Polish politician (born 1976)

Robert Bąkiewicz (born 1976) is a Polish far-right politician and activist. From 2017 to 2023, he served as president of the Independence March Association.

==Biography==
===Early life===
Bąkiewicz was born and raised in the Żbików area of Pruszków. He attended the local primary school and joined the youth team of the local football side Znicz Pruszków, although his coach later recalled that Bąkiewicz wasn't particularly talented. As a youth, Bąkiewicz was a self-described dresiarz, and would later try to associate his younger self with the Pruszków mafia, although associates have claimed this as a self-aggrandising fantasy. After leaving school, Bąkiewicz enrolled at the Ryszard Łazarski Higher School of Commerce and Law, however he left before graduating.

===Politics===
In 2017, Bąkiewicz created the YouTube channel Media Narodowe. As of 2022, it had 250 thousand subscribers. He founded the TV station TV Media Narodowe in 2023 and served as its president until 2024.

In 2019, he founded the Rota Independence March Association. In 2020, he founded the National Guard. In 2023, he founded the Pod Wierzbami Foundation. In March 2025, he founded the Border Defence Movement.
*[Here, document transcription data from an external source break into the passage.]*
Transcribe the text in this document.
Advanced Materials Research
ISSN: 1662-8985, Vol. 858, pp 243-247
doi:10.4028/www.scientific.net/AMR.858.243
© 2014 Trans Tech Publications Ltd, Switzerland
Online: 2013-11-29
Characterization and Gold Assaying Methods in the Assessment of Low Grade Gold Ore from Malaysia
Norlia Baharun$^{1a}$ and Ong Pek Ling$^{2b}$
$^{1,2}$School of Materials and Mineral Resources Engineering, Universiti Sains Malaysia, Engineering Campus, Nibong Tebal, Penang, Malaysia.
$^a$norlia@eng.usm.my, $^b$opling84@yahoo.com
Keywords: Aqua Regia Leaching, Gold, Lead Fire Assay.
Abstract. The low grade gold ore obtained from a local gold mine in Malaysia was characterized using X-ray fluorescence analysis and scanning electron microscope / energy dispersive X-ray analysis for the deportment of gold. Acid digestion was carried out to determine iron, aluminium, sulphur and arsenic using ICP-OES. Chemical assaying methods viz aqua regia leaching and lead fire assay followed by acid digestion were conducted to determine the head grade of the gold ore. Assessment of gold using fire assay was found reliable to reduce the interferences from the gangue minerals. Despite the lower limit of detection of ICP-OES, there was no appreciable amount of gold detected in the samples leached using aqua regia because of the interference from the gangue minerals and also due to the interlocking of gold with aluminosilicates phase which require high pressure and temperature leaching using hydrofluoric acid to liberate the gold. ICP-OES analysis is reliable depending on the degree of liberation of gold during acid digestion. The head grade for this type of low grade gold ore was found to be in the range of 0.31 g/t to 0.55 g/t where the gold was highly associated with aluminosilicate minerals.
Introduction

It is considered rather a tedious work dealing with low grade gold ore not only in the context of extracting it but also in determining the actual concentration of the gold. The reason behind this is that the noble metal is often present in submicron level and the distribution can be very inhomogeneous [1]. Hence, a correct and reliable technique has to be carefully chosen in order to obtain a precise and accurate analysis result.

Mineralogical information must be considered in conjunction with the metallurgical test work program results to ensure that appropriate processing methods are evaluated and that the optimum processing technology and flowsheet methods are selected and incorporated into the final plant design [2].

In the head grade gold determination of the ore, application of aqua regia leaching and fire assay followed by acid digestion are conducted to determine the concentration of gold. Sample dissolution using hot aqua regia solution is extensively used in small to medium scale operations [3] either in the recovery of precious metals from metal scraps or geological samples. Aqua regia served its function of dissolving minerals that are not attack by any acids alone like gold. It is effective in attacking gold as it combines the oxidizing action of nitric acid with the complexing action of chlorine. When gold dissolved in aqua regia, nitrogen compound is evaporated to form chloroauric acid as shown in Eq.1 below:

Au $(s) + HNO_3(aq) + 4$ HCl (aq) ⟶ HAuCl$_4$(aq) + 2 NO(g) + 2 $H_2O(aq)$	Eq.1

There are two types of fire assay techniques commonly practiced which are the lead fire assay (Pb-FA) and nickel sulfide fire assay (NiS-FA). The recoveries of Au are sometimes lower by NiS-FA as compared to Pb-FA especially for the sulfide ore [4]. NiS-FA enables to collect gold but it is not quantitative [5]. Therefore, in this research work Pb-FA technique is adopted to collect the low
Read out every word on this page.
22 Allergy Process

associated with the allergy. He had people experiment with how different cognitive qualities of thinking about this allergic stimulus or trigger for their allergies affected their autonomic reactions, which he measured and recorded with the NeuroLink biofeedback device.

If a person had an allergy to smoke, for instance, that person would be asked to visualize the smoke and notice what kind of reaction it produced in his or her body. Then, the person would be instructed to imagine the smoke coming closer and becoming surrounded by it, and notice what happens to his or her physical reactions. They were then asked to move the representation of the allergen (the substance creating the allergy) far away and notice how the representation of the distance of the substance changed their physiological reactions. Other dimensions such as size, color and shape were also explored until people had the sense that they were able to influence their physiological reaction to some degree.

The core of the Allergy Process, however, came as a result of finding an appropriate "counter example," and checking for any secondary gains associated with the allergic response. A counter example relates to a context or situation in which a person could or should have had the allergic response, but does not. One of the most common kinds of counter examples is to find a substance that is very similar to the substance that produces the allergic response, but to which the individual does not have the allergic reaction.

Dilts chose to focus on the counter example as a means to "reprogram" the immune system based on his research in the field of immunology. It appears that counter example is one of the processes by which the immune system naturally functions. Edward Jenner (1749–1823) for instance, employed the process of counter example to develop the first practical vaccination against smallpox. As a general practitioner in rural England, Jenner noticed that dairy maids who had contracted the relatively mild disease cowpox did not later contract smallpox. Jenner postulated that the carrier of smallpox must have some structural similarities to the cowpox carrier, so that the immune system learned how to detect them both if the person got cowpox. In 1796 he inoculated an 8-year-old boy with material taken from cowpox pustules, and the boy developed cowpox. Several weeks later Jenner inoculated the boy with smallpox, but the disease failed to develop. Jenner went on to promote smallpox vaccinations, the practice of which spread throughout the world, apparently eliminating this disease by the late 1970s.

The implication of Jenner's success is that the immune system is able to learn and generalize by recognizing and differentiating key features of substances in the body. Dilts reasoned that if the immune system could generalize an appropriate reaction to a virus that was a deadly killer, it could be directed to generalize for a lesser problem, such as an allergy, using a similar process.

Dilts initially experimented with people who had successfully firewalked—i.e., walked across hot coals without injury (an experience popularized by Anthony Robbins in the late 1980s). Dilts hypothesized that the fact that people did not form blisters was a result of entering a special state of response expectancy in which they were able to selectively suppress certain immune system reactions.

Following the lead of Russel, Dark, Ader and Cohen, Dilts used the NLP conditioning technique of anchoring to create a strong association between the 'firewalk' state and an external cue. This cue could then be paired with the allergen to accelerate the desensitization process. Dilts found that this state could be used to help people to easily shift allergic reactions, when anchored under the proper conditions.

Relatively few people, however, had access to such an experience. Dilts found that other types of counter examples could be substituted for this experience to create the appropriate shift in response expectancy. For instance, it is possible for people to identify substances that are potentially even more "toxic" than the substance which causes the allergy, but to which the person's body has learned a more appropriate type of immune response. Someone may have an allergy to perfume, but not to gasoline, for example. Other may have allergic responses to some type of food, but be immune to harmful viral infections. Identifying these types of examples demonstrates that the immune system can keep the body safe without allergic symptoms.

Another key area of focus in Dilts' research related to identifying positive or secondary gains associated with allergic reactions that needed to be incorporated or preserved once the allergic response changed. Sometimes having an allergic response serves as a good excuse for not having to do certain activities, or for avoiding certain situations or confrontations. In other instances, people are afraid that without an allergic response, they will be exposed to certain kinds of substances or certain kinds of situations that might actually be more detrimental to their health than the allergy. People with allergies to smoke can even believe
In the 2018 local elections, Bąkiewicz was a candidate for mayor of Pruszków. In 2023, he joined Sovereign Poland. In the 2023 parliamentary election, he was a candidate for the Sejm on the Law and Justice list in Radom. In 2024, he founded the political party Independence.

===Personal life===
Bąkiewicz claims to be a devout Christian and is a Lefebvrist. He married his childhood sweetheart, Sylwia, with whom he has 4 children. In April 2011 the couple divorced.

==Criminal activities==
In 2023, he was convicted of having violated the bodily integrity of activist Katarzyna Augustynek during the women's strike in 2020. However, in 2025, he was pardoned by president Andrzej Duda.